Kızıldeniz

Berker Balciner
Kızıldeniz
Okuma Süresi: yaklaşık 2 dakika

Son günlerde çokça şahit olduğumuz haberlerden dolayı, başlığı okuduğunuzda perşembenin gelişi çarşambadan belli dediğinizi duyar gibiyim. Hepinizin gözünde izlediğiniz o korkunç saldırı görüntüleri, hele ki saldırılan gemilerden birinde yükü olanların o krizi yönetmek ve çözmekteki stresli, özverili belki de uykusuz günleri geliyordur akıllara. Oysaki çok isterdim; bu başlık altında Kızıldeniz dünyanın en tuzlu ve sığ denizleri arasında yer aldığı coğrafi bilgileri ile girizgâh yapıp, 1200’den fazla balık türü ile yaklaşık 250 mercan türüne ev sahipliği yaptığından bahsetmek. Ne güzel olurdu değil mi?

Fakat bugüne dönüp, o coğrafyada neler oluyor, bu olup biten her şey sektörümüzü, işimizi, aşımızı nasıl etkiliyor ve etkileyecek biraz sizlerle bu konuda sohbet etmek isterim.

1869 yılında yapımı tamamlanıp hizmete giren Süveyş Kanalı 2022 verilerine göre tam 23.583 gemi geçişi *(1) ile dünya ticaretinin %12’sini taşıyan işlek kanallardan birisi. Fakat İsrail – Filistin savaşı ile coğrafyada tırmanan gerilim sonrası Husiler kontrolündeki Yemen’den ticaret gemilerine füze ve insansız hava araçları ile saldırılar sonrası kanalın güvenli olmadığı anlaşıldı.

Bu sebeple başta biri armatör ve diğeri enerji devi olan Maersk ve BP’nin başı çektiği birçok gemi sahibi şirket, gemilerinin rotalarını uzun, maliyetli rotalara çevirdiler.

Hatta bazıları bu kriz sona erene kadar servisteki gemi sayılarını azalttıklarını açıkladılar. Gemi hatlarındaki bu gelişmeler sonrası OL USA CEO’su Alan Baer bir röportajında konuyla ilgili şu şekilde değerlendirmede bulundu.

Covid sırasında, salgının küresel tedarik zinciri üzerindeki etkisi nedeniyle navlun fiyatlarında daha yavaş bir artış yaşadık. Ancak bazı ticaret hatlarında navlun oranlarının yüzde 100 ile 300 arasında arttığını görüyorsunuz. Bu tamamen arz ve talepteki değişimlerden kaynaklanmış gibi görünmüyor. *(2)

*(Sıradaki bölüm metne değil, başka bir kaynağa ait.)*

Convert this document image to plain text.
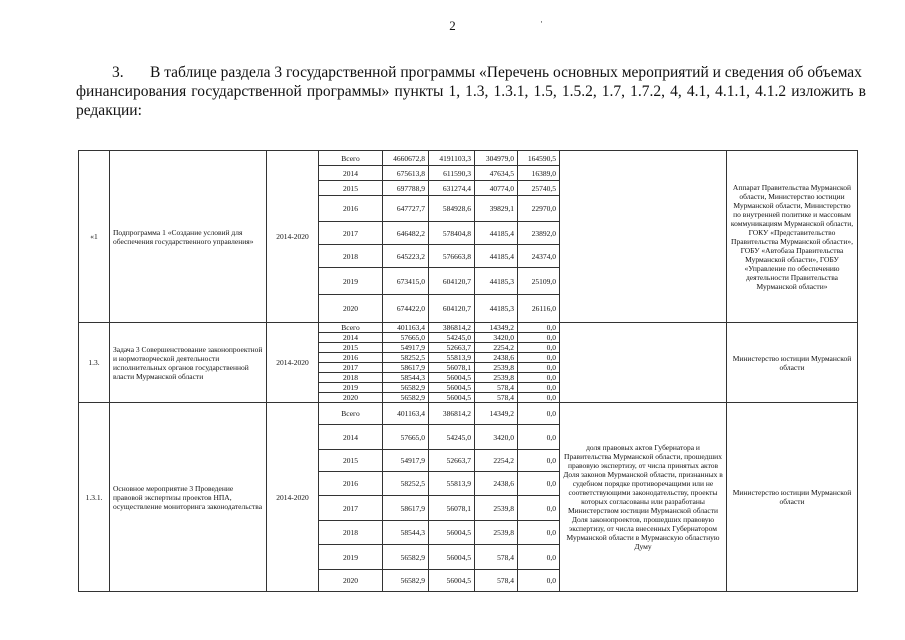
2	·
3. В таблице раздела 3 государственной программы «Перечень основных мероприятий и сведения об объемах
финансирования государственной программы» пункты 1, 1.3, 1.3.1, 1.5, 1.5.2, 1.7, 1.7.2, 4, 4.1, 4.1.1, 4.1.2 изложить в редакции:
«1	Подпрограмма 1 «Создание условий для обеспечения государственного управления»	2014-2020	Всего	4660672,8	4191103,3	304979,0	164590,5		Аппарат Правительства Мурманской области, Министерство юстиции Мурманской области, Министерство по внутренней политике и массовым коммуникациям Мурманской области, ГОКУ «Представительство Правительства Мурманской области», ГОБУ «Автобаза Правительства Мурманской области», ГОБУ «Управление по обеспечению деятельности Правительства Мурманской области»
			2014	675613,8	611590,3	47634,5	16389,0		
			2015	697788,9	631274,4	40774,0	25740,5		
			2016	647727,7	584928,6	39829,1	22970,0		
			2017	646482,2	578404,8	44185,4	23892,0		
			2018	645223,2	576663,8	44185,4	24374,0		
			2019	673415,0	604120,7	44185,3	25109,0		
			2020	674422,0	604120,7	44185,3	26116,0		
1.3.	Задача 3 Совершенствование законопроектной и нормотворческой деятельности исполнительных органов государственной власти Мурманской области	2014-2020	Всего	401163,4	386814,2	14349,2	0,0		Министерство юстиции Мурманской области
			2014	57665,0	54245,0	3420,0	0,0		
			2015	54917,9	52663,7	2254,2	0,0		
			2016	58252,5	55813,9	2438,6	0,0		
			2017	58617,9	56078,1	2539,8	0,0		
			2018	58544,3	56004,5	2539,8	0,0		
			2019	56582,9	56004,5	578,4	0,0		
			2020	56582,9	56004,5	578,4	0,0		
1.3.1.	Основное мероприятие 3 Проведение правовой экспертизы проектов НПА, осуществление мониторинга законодательства	2014-2020	Всего	401163,4	386814,2	14349,2	0,0	доля правовых актов Губернатора и Правительства Мурманской области, прошедших правовую экспертизу, от числа принятых актов Доля законов Мурманской области, признанных в судебном порядке противоречащими или не соответствующими законодательству, проекты которых согласованы или разработаны Министерством юстиции Мурманской области Доля законопроектов, прошедших правовую экспертизу, от числа внесенных Губернатором Мурманской области в Мурманскую областную Думу	Министерство юстиции Мурманской области
			2014	57665,0	54245,0	3420,0	0,0		
			2015	54917,9	52663,7	2254,2	0,0		
			2016	58252,5	55813,9	2438,6	0,0		
			2017	58617,9	56078,1	2539,8	0,0		
			2018	58544,3	56004,5	2539,8	0,0		
			2019	56582,9	56004,5	578,4	0,0		
			2020	56582,9	56004,5	578,4	0,0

Tedarik zincirinin son halkası tüketiciler tarafından bakıldığında ise durum daha karmaşık. Tam da yaklaşık 3 yıl süren Covid pandemisi kaynaklı küresel kriz ve konteyner fiyatlarındaki artış rayına girdi. Uzun vadede tüketim fiyatlarına da olumlu etkisi olur umudu ile bir nebze nefes almışlardı ki, yaşanan son gelişmeler en başa dönme korkusunu beraberinde getirdi.

Devletler her ne kadar vatandaşlarını sakinleştirmek ve rahatlatmak adına mevcut krizin tedarik zincirinde yalnızca kısa vadeli aksaklıklara sebep olacağından bahsetseler de, ekonomi uzmanları maalesef ayni görüşte değil gibi görünüyorlar. Birçok uzmana göre tedarik zincirindeki bu gecikmelerin daha uzun vadeli olabileceği, navlunlardaki muhtemel artışlardan dolayı, ürünlerdeki fiyat artışının da yukarı yönlü seyrine devam edeceği görüşündeler.

Ne diyelim, umarım çok da uzun olmayan bir zamandan sonra her şey normale döner ve biz sadece Kızıldeniz’in mercanlarından konuşuruz.